Ansonsten war heute sicher wichtig, dass der doch etwas erbärmliche Versuch der Verteidigung, die angebliche GAD als eine Begründung und damit wohlmöglich Entschuldigung für OPs Verhalten in den Prozess ohne seriöse Überprüfung einzubringen, gescheitert ist.
Mit den nebulösen Andeutungen Vorsters, wonach möglicher Weise die GAD eine Rolle bei der Tat gespielt haben könnte, wollte man offenbar das Gericht entsprechend beeinflussen. Gut ist, dass nun Klarheit herrscht und feststeht, dass eine GAD sich nicht in juristisch relevanten Maße zum Tatzeitpunkt ausgewirkt hat, womit Vorsters Einlassungen getrost vom Gericht vernachlässigt werden können.
Da nun die GAD als Erklärung für OPs Handeln und insbesondere für den Umstand, warum er der Gefahr entgegengegangen und nicht geflüchtet ist, wegfällt, muss es wohl nun seine Verletzlichkeit auf den Stümpfen alleine für OP richten. Allerdings sehe ich durch die Aussage seines Orthopäden (der wenig überraschend auch erst nach dem Kreuzverhör seine Arbeit aufnahm) eher die Version der Anklage gestärkt. Was OP alles im Dunkeln verrichten konnte, ohne dass er selbst oder sonst irgendwas dabei umfiel, hielt nun doch auch der Orthopäde für unwahrscheinlich. Insbesondere das Rennen mit der Waffe in der Hand vom helleren Bad in das stockdunkle Schlafzimmer mutet nach den Ausführungen des Orthopäden (der zum großen Teil ja nur noch mal vorgelesen hat, was OP ihm alles über seine Mobilität erzählt hat) doch sehr unrealistisch an. Hier zeigte sich mal wieder wie schwierig es ist, neue Aussagen in die Version von OP zu integrieren. Während man pitch dark zunächst noch unbedingt benötigte, damit Reeva unbemerkt den Raum verlassen konnte, wollte man es doch schnell wieder relativieren, nachdem der Orthopäde erläutert hatte, dass OP im Dunkeln kaum die Balance auf den Stümpfen halten kann. Plötzlich war auch das LED-Licht gar nicht mehr ganz so schwach wie noch im Kreuzverhör behauptet, wonach es rein gar nichts ausleuchtete (mit Ausnahme der Jeans). Die Aussage des Orthopäden in dem Sinne „Wenn es so gewesen sein soll, dann muss es wohl möglich sein.“ sagt im Grunde alles über diesen Experten aus, was man wissen muss, um seine Bedeutung einzuschätzen.

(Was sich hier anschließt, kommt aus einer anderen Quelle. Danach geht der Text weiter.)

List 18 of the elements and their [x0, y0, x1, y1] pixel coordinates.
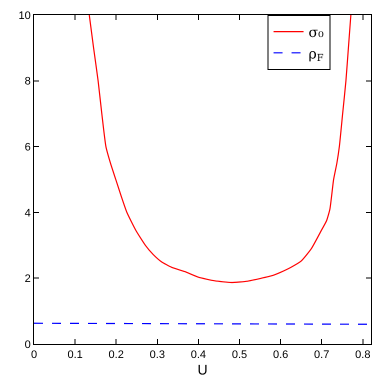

Zumindest wurde erneut verdeutlicht, dass das 4-malige Abfeuern der Waffe niemals versehentlich geschehen sein konnte, denn dieser Vorgang erforderte von OP auf Stümpfen volle Konzentration, um sich auszubalancieren und zugleich die Waffe wieder in Richtung Tür zu richten. Das geschieht nicht mal so nebenbei, ohne dass man es will.
Auch was der Akustikexperte bisher zum Besten gab, bringt mMn nichts Erhellendes oder gar Entlastendes für OP. Es waren doch einige Aussagen dabei, wofür man nicht unbedingt Experte sein musste. Die einleitende Relativierung, wonach sich die Bedingungen in der Tatnacht nicht nachstellen lassen, ließ bereits vermuten, dass danach nicht mehr viel kommen würde. Wahrnehmungen sind also stets subjektiv gefärbt und auch die konkreten Umstände haben einen Einfluss, sogar Bodenverhältnisse, Temperatur und Luftdruck. Zudem hört sich nicht jede Stimme wie die andere an. Je größer die Entfernung, desto leiser nimmt man ein Geräusch wahr. Wer hätte damit rechnen können? Auf jeden Fall können wir davon ausgehen, dass der Sound-Experte die dB(a) mit professionellem Messgerät festgestellt hat.
Soweit ich es mitbekommen habe, hat der Experte aber keinen Bezug zu den Aufnahmen genommen, die es von OP gibt. Das finde ich bemerkenswert, weil es verdeutlicht, dass das Vertrauen darauf, dass diese als Frauenschreie durchgehen, wohl nicht besonders ausgeprägt ist. Dies war vermutlich auch der Grund, warum diese Aufnahmen nicht den direkten Ohrzeugen vorgespielt wurden, damit diese einen Vergleich anstellen können.
Ich denke, mit diesem Experten wird Nel morgen relativ schnell fertig sein.